Is this the 'missing link' between dinosaurs and birds? Vestige egg discovered in Spain shows 'common forebear


Dinosaurs

The 'missing link' which proves the relationship among dinosaurs and birds may have been found.
It is a widely-held view that dinosaurs and birds share the same heritage, and an egg exposed in the Montsec area of Lleida, near Catalonia in Eastern Spain, shares individuality of both species.
The dinosaur egg, dating back 70 to 83 million years, has an oval shape, similar in exterior to a chicken egg, and an 'air bag' inside which birds today use to respire in the last stages of its growth.
The new type of dinosaur egg has been given the technical name of Sankofa pyrenaica and is the only dinosaur egg in the world to have an oval shape, alike to that of chicken eggs.
Nieves López Martínez, palaeontologist of the Complutense University of Madrid, was working on investigate of dinosaur eggs before her death in December 2010.
Together with Enric Vicens, palaeontologist of the Universitat Autònoma de Barcelona, the two scientists conducted a thorough analysis of their detection, now published in the journal Palaeontology.
The South Pyrenean area is rich in dinosaur egg sites, most of which communicate to sauropod eggs from the upper Cretaceous, dating back more than 70 million years ago.
During that period, the area was a coastal area full of beaches and deltas which won land from the sea through residue buildup.
Sand and mud from that period gave way, millions of years later, to the stonework and marl where dinosaur leftovers now can be found.
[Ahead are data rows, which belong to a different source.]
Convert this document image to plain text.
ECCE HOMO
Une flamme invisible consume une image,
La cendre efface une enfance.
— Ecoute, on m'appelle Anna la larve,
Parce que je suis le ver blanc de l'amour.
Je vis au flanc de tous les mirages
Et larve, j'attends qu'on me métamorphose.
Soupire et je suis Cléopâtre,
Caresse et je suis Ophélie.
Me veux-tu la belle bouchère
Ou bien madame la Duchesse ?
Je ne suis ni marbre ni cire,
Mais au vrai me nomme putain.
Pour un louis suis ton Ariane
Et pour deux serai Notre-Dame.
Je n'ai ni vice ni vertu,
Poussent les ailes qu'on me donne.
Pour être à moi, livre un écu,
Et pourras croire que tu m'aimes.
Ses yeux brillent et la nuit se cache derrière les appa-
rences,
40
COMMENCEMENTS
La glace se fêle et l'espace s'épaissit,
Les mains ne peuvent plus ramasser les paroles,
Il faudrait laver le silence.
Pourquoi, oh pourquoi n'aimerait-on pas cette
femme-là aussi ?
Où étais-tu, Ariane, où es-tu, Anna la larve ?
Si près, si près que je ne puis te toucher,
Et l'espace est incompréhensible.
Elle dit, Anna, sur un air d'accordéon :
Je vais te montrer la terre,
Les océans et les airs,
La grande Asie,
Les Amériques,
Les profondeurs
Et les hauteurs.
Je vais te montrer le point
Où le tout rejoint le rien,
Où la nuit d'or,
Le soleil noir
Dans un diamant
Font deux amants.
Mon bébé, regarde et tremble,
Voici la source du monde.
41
On the seashore ridges and flat coastal lands is where a large group of dinosaurs laid their eggs.
The sites anywhere the discoveries were made correspond to the upper Cretaceous, between the Campanian and Maastrichtian periods, some 70 to 83 million years ago.
The fossils found belong to small eggs measuring some 7 centimeters tall and 4 cm wide, while the eggshell was on standard 0.27mm thick.
Most of the eggs found were broken in small wreckage, but scientists also discovered more or less complete eggs, which can be easily deliberate in sections.
The eggs found at the sites all belong to the same species. The main difference when compare to other eggs from the same period is their irregular shape, similar to that of chicken eggs.